Rodi saw Darby’s coverall ripple, as if in a sudden breeze.

The museum, the flitter slid away.

Rodi looked down. He was flying, as if in a glass elevator. He felt no fear. Hand in hand they soared over the curves of the little world.

Darby’s home was a tentlike, translucent structure; it was at the heart of a light-filled forest. The days were as long as Ark days, adhering to some ancient, common standard. Thet and Rodi spent four days with Darby’s family.

Thet looked out of place in all this domesticity: squat, brusque, embarrassed by kindness. She let Rodi talk to the adults while she sat on the leaf-strewn ground telling Integrality parables to Darby’s two children. Each child towered over Thet. Their earnestness made Rodi smile.

On the final day Darby took Rodi by the hand. “Come with me. I’d like to show you a little more of our world.”

They flew soundlessly. Houseboats floated on circular oceans; clumps of dwellings grew by the banks of rivers. Everywhere people waved at them. “This is a peaceful place, you see, Rodi,” Darby said. “There are only a few thousand of us.”

“Yes. And this orderly world has risen from the debris of war… just as the Integrality teaches us to expect. As I’ve told you, the Integrality is a movement based on the inter-meshing of all things. Local reductions in entropy occur on all scales throughout the Universe, from the growth of a child to the convergence of a galaxy cluster. Order is to be celebrated…”

Irritation touched Darby’s face briefly. He said nothing. Rodi fell silent, faintly embarrassed.

At a savannah’s heart sat a simple dome. “This is a place we call Tranquility,” said Darby. “What I’m going to show you is a kind of monument. On seeing this perhaps you’ll understand why your sermons are a little out of place here.”

They landed like leaves.

Rodi peered through the clear dome wall. Boulders littered a patch of bald earth. There was a craft, a spiderlike structure as tall as a man. Gold foil gleamed through years of dust. Its colors faded beyond recognition, a flag lay in the soil.

“Here is the original surface of the planet, preserved through the terraforming,” said Darby. “Airless.”

“The craft looks very old. What is it?”

“Human, of course. This is one of our first spacecraft. Do you know where you are yet?”

Rodi turned and met Darby’s mild eyes.

“This is the Moon,” Darby said. “The original satellite of Earth.
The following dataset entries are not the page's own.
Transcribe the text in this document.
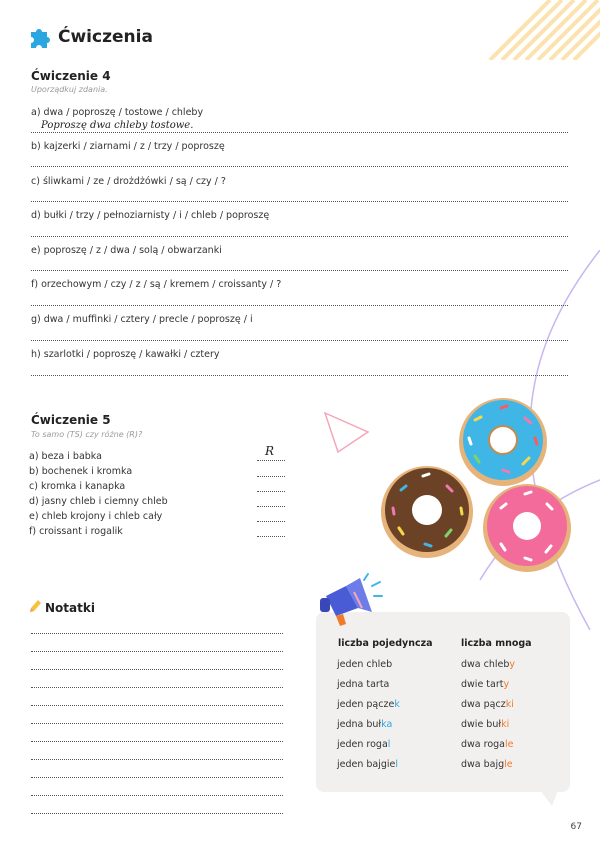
Ćwiczenia
Ćwiczenie 4
Uporządkuj zdania.
a) dwa / poproszę / tostowe / chleby
Poproszę dwa chleby tostowe.
b) kajzerki / ziarnami / z / trzy / poproszę
c) śliwkami / ze / drożdżówki / są / czy / ?
d) bułki / trzy / pełnoziarnisty / i / chleb / poproszę
e) poproszę / z / dwa / solą / obwarzanki
f) orzechowym / czy / z / są / kremem / croissanty / ?
g) dwa / muffinki / cztery / precle / poproszę / i
h) szarlotki / poproszę / kawałki / cztery
Ćwiczenie 5
To samo (TS) czy różne (R)?
a) beza i babka	R
b) bochenek i kromka
c) kromka i kanapka
d) jasny chleb i ciemny chleb
e) chleb krojony i chleb cały
f) croissant i rogalik
Notatki
liczba pojedyncza	liczba mnoga
jeden chleb	dwa chleby
jedna tarta	dwie tarty
jeden pączek	dwa pączki
jedna bułka	dwie bułki
jeden rogal	dwa rogale
jeden bajgiel	dwa bajgle
67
It was used in some ancient assault on the Ring… abandoned here, millions of light years from home, and terraformed by the handful of survivors.” He smiled. “Rodi, every glance at the night sky tells us where we are and how we got here. We live surrounded by the rubble of the past, the foolish sacrifices of war.

“We have had to come to terms with this, you see. We have made our peace with the Universe. Perhaps your Integrality has something to learn from us.”
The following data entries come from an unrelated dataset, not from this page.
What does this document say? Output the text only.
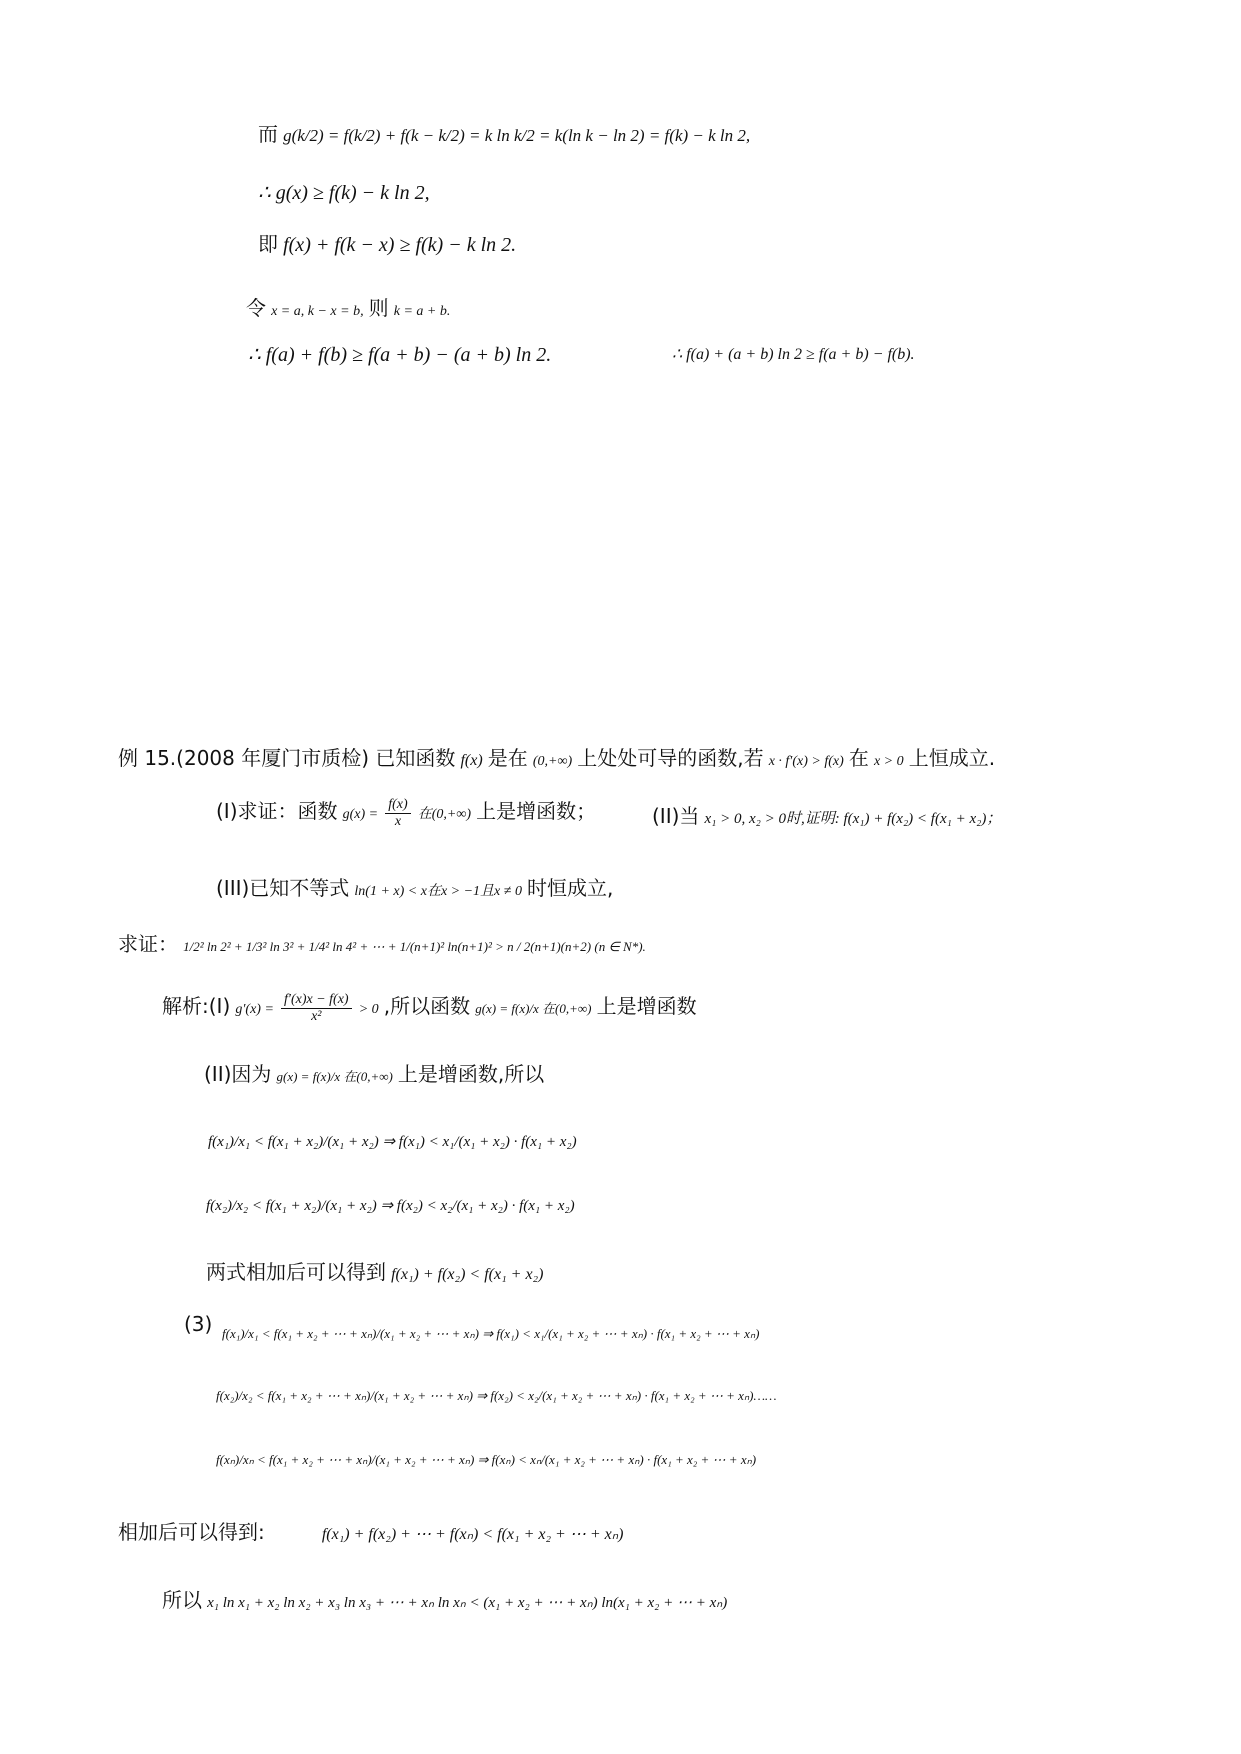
而 g(k/2) = f(k/2) + f(k − k/2) = k ln k/2 = k(ln k − ln 2) = f(k) − k ln 2,
∴ g(x) ≥ f(k) − k ln 2,
即 f(x) + f(k − x) ≥ f(k) − k ln 2.
令 x = a, k − x = b, 则 k = a + b.
∴ f(a) + f(b) ≥ f(a + b) − (a + b) ln 2.	∴ f(a) + (a + b) ln 2 ≥ f(a + b) − f(b).
例 15.(2008 年厦门市质检) 已知函数 f(x) 是在 (0,+∞) 上处处可导的函数,若 x · f′(x) > f(x) 在 x > 0 上恒成立.
(I)求证：函数 $g(x) = \frac{f(x)}{x}$ 在(0,+∞) 上是增函数；	(II)当 x₁ > 0, x₂ > 0时,证明: f(x₁) + f(x₂) < f(x₁ + x₂)；
(III)已知不等式 ln(1 + x) < x在x > −1且x ≠ 0 时恒成立,
求证： 1/2² ln 2² + 1/3² ln 3² + 1/4² ln 4² + ⋯ + 1/(n+1)² ln(n+1)² > n / 2(n+1)(n+2) (n ∈ N*).
解析:(I) $g'(x) = \frac{f'(x)x - f(x)}{\text{x²}} > 0$ ,所以函数 g(x) = f(x)/x 在(0,+∞) 上是增函数
(II)因为 g(x) = f(x)/x 在(0,+∞) 上是增函数,所以
f(x₁)/x₁ < f(x₁ + x₂)/(x₁ + x₂) ⇒ f(x₁) < x₁/(x₁ + x₂) · f(x₁ + x₂)
f(x₂)/x₂ < f(x₁ + x₂)/(x₁ + x₂) ⇒ f(x₂) < x₂/(x₁ + x₂) · f(x₁ + x₂)
两式相加后可以得到 f(x₁) + f(x₂) < f(x₁ + x₂)
(3) f(x₁)/x₁ < f(x₁ + x₂ + ⋯ + xₙ)/(x₁ + x₂ + ⋯ + xₙ) ⇒ f(x₁) < x₁/(x₁ + x₂ + ⋯ + xₙ) · f(x₁ + x₂ + ⋯ + xₙ)
f(x₂)/x₂ < f(x₁ + x₂ + ⋯ + xₙ)/(x₁ + x₂ + ⋯ + xₙ) ⇒ f(x₂) < x₂/(x₁ + x₂ + ⋯ + xₙ) · f(x₁ + x₂ + ⋯ + xₙ)……
f(xₙ)/xₙ < f(x₁ + x₂ + ⋯ + xₙ)/(x₁ + x₂ + ⋯ + xₙ) ⇒ f(xₙ) < xₙ/(x₁ + x₂ + ⋯ + xₙ) · f(x₁ + x₂ + ⋯ + xₙ)
相加后可以得到:	f(x₁) + f(x₂) + ⋯ + f(xₙ) < f(x₁ + x₂ + ⋯ + xₙ)
所以 x₁ ln x₁ + x₂ ln x₂ + x₃ ln x₃ + ⋯ + xₙ ln xₙ < (x₁ + x₂ + ⋯ + xₙ) ln(x₁ + x₂ + ⋯ + xₙ)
Rodi stared for long minutes at the ancient craft. Then Darby took his arm. “I’ll take you back to your flitter. Your companion is already waiting for you.”
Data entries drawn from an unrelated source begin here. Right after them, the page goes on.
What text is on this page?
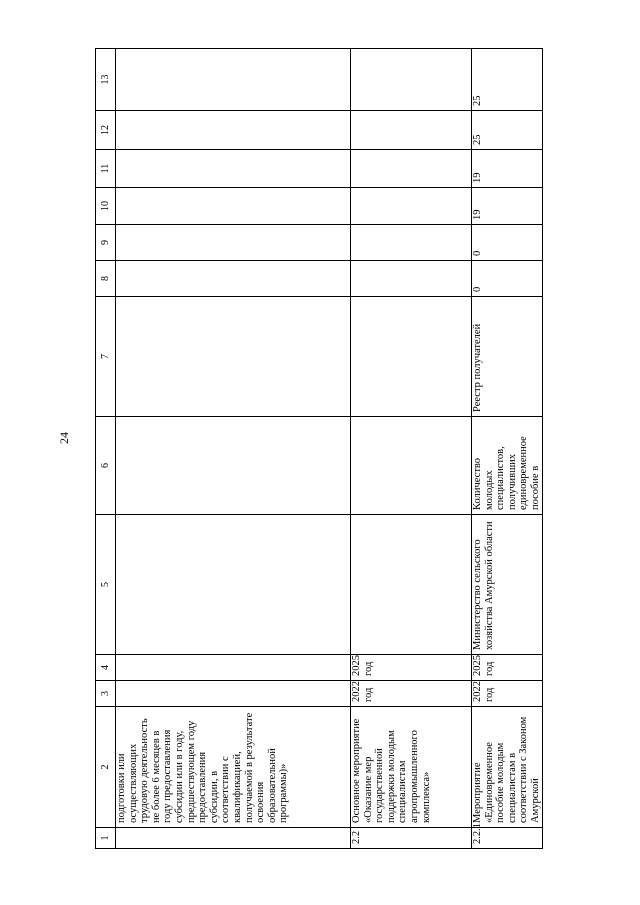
24
1	2	3	4	5	6	7	8	9	10	11	12	13
	подготовки или осуществляющих трудовую деятельность не более 6 месяцев в году предоставления субсидии или в году, предшествующем году предоставления субсидии, в соответствии с квалификацией, получаемой в результате освоения образовательной программы)»											
2.2	Основное мероприятие «Оказание мер государственной поддержки молодым специалистам агропромышленного комплекса»	2022 год	2025 год									
2.2.1	Мероприятие «Единовременное пособие молодым специалистам в соответствии с Законом Амурской	2022 год	2025 год	Министерство сельского хозяйства Амурской области	Количество молодых специалистов, получивших единовременное пособие в	Реестр получателей	0	0	19	19	25	25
Hand in hand, they flew to the grass-coated walls of Tycho Crater.

The flitter soared through hyperspace.

“Those damn kids taught me a song,” Thet said. She recited: “We may with more successful hope resolve / To wage by force or guile eternal war / Irreconcilable to our grand Foe… That’s all there was.”

Rodi frowned. “Strange sort of kids’ song.”

“Sounds very old, doesn’t it? The kids say they learn it from older children, and so it’s passed on.” Punching the controls briskly, she said, “Well, that’s your first drop. Wasn’t so bad, was it? Next one solo, maybe.”

Sunk in depression, Rodi tapped at the data desk built into his thumbnail. “What do you know about glotto-chronology?”